2018-11-30 Thread Jarkko Sakkinen
On Fri, Nov 30, 2018 at 01:57:49PM -0800, James Bottomley wrote:
> On Fri, 2018-11-30 at 13:44 -0800, Jarkko Sakkinen wrote:
> > On Fri, Nov 30, 2018 at 01:01:02PM -0800, James Bottomley wrote:
> > > No because use of what some people consider to be bad language
> > > isn't necessarily abusive, offensive or degrading.  Our most
> > > heavily censored medium is TV and "fuck" is now considered
> > > acceptable in certain contexts on most channels in the UK and EU.
> > 
> > This makes following the CoC extremely hard to a non-native speaker
> > as it is not too explicit on what is OK and what is not. I did
> > through the whole thing with an eye glass and this what I deduced
> > from it.
> 
> OK, so something that would simply be considered in some quarters as
> bad language isn't explicitly banned.  The thing which differentiates
> simple bad language from "abusive, offensive or degrading language",
> which is called out by the CoC, is the context and the target.
> 
> So when it's a simple expletive or the code of the author or even the
> hardware is the target, I'd say it's an easy determination it's not a
> CoC violation.  If someone else's code is the target or the inventor of
> the hardware is targetted by name, I'd say it is.  Even non-native
> English speakers should be able to determine target and context,
> because that's the essence of meaning.

I pasted this already to another response and this was probably the part
that ignited me to send the patch set (was a few days ago, so had to
revisit to find the exact paragraph):

"Maintainers have the right and responsibility to remove, edit, or
reject comments, commits, code, wiki edits, issues, and other
contributions that are not aligned to this Code of Conduct, or to ban
temporarily or permanently any contributor for other behaviors that they
deem inappropriate, threatening, offensive, or harmful."

The whole patch set is neither a joke/troll nor something I would
necessarily want to be include myself.
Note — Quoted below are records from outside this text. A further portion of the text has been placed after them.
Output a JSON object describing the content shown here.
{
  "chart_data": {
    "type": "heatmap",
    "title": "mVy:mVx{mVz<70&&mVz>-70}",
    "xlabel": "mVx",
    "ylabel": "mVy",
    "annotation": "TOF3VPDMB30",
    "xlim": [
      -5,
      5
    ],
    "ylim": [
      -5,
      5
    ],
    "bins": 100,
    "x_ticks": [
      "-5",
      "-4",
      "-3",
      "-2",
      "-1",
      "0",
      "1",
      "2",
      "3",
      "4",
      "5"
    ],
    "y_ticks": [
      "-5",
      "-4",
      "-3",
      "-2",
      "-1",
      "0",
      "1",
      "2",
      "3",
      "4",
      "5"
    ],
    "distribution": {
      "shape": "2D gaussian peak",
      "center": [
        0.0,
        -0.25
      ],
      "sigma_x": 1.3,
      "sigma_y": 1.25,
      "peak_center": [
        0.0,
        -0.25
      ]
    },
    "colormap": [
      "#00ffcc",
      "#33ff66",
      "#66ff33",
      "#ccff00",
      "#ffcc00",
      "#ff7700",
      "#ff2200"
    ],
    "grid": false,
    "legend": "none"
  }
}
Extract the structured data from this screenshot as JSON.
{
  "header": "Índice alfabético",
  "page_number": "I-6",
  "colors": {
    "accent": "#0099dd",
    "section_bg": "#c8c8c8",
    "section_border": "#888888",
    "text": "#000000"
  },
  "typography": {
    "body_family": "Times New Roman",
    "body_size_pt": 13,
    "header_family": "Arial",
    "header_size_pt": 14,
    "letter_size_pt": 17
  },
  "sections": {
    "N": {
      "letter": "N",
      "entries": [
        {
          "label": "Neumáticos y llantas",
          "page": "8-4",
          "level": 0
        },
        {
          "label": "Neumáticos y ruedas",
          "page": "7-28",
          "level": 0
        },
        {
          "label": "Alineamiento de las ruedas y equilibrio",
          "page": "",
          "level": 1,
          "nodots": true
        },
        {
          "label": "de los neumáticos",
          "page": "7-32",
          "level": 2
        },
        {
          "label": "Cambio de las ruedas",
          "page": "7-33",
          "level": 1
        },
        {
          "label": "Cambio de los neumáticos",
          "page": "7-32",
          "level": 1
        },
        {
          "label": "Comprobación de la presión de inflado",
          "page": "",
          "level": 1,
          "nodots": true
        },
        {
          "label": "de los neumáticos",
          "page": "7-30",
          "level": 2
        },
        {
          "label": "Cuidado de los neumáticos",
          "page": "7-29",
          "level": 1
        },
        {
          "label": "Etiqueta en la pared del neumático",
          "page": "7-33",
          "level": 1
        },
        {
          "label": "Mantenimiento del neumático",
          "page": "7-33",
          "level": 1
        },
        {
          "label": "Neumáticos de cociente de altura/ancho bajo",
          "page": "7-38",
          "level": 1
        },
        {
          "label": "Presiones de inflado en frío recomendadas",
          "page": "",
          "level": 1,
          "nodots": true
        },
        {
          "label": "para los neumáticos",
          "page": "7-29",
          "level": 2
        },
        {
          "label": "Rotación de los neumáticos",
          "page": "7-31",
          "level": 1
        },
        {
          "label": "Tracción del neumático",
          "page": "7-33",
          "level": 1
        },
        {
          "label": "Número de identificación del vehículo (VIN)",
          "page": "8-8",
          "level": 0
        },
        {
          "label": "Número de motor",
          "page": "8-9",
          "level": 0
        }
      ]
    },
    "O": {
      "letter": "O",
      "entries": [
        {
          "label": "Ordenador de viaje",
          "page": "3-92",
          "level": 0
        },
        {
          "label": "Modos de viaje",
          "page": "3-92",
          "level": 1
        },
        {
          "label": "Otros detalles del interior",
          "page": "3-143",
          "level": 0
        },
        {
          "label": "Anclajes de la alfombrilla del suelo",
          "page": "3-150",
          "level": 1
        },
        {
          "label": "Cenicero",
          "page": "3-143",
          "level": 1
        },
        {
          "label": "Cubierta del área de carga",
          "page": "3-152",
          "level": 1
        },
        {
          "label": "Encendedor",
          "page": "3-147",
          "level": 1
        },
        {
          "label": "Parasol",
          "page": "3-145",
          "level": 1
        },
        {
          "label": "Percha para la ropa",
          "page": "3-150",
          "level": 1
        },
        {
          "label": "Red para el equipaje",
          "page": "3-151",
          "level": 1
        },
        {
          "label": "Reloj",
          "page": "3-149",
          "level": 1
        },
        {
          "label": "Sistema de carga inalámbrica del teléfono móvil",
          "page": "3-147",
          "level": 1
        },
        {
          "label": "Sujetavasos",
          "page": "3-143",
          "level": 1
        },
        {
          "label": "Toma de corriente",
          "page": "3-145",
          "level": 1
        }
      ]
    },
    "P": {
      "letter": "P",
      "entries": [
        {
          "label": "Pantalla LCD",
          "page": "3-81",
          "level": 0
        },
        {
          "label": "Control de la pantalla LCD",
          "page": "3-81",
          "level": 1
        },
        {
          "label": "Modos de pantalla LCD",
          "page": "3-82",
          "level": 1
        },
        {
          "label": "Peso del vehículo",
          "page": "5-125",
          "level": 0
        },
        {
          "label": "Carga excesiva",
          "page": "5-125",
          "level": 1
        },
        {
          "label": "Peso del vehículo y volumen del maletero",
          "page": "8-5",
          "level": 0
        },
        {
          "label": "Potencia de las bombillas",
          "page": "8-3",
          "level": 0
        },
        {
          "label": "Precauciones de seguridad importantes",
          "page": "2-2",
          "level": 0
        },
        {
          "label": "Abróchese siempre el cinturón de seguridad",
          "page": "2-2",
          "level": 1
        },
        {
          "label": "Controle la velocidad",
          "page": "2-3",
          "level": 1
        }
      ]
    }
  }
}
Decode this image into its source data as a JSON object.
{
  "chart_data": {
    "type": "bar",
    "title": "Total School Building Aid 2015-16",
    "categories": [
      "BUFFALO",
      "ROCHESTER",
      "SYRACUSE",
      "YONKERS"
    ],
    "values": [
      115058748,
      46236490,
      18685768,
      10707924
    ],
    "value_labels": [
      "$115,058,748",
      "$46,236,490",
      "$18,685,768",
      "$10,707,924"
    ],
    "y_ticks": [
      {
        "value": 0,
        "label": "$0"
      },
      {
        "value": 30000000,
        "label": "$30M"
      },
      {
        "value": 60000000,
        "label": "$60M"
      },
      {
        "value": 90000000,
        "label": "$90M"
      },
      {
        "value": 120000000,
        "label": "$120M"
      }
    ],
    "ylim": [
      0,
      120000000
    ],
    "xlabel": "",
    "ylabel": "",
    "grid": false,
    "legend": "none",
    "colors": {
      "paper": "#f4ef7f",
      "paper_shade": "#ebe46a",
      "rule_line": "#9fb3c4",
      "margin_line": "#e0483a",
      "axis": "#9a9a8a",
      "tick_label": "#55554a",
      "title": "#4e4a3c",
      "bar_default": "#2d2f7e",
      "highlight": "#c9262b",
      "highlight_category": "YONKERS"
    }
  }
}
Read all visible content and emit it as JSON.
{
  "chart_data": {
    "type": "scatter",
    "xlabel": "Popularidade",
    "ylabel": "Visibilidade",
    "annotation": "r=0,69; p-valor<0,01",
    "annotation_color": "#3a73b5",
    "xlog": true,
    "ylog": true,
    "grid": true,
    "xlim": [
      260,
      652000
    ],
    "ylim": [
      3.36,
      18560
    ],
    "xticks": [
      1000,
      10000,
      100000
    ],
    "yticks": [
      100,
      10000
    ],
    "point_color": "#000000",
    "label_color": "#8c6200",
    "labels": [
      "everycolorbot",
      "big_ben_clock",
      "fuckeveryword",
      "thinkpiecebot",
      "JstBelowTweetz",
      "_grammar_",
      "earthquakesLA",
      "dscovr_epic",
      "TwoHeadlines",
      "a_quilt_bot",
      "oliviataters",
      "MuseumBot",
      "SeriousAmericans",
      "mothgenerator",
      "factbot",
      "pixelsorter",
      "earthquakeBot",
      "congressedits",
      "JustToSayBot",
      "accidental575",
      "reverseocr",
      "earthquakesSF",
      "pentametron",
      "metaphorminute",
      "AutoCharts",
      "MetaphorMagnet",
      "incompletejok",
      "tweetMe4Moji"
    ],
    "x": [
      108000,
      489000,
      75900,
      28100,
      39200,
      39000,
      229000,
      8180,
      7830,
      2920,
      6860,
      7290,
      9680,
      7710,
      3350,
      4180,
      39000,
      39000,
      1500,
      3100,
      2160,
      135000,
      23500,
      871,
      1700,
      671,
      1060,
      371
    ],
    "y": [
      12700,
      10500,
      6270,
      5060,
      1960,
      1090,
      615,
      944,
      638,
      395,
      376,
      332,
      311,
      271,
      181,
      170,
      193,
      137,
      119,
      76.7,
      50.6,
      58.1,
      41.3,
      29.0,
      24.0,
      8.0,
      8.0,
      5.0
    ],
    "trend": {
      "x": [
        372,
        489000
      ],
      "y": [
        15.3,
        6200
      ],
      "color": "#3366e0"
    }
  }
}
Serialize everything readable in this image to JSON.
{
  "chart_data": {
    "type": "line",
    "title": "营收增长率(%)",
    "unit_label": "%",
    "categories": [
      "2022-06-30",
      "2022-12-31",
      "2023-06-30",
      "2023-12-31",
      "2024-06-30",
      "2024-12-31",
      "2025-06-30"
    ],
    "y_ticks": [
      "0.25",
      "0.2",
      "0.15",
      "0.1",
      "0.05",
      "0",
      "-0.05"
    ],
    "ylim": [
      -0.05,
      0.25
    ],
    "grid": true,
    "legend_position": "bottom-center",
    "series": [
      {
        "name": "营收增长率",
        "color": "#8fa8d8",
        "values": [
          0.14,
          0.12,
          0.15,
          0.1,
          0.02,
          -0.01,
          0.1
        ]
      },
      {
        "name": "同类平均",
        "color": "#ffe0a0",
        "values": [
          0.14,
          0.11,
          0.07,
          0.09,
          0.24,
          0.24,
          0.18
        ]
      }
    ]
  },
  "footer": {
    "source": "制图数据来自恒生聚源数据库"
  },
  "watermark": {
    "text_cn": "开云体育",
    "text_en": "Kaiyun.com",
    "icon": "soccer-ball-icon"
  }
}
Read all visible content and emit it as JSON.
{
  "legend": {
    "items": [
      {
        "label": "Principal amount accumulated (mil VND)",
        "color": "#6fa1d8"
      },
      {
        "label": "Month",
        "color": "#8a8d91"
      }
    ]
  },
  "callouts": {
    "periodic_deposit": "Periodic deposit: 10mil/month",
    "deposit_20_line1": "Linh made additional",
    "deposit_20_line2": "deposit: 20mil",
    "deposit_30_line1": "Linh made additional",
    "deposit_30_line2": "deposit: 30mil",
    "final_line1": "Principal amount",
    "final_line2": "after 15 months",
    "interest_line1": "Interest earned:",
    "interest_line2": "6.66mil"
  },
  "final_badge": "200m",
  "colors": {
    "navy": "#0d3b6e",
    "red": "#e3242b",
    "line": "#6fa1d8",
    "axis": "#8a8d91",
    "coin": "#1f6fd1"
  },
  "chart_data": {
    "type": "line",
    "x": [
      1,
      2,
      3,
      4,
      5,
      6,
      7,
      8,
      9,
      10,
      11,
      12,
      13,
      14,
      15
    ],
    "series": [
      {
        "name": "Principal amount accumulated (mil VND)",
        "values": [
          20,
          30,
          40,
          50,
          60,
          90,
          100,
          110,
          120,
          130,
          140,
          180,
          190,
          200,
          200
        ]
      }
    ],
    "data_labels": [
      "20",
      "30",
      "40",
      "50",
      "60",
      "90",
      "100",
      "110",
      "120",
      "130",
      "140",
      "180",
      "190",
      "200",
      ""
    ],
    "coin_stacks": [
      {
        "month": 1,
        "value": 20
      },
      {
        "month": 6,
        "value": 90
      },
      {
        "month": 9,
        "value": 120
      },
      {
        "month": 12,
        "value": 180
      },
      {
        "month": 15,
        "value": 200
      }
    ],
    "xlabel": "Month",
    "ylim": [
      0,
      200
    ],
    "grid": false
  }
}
It does have the RFC tag.

As a maintainer myself (and based on somewhat disturbed feedback from
other maintainers) I can only make the conclusion that nobody knows what
the responsibility part here means.

I would interpret, if I read it like at lawyer at least, that even for
existing code you would need to do the changes postmorterm.

Is this wrong interpretation?  Should I conclude that I made a mistake
by reading the CoC and trying to understand what it *actually* says?
After this discussion, I can say that I understand it less than before.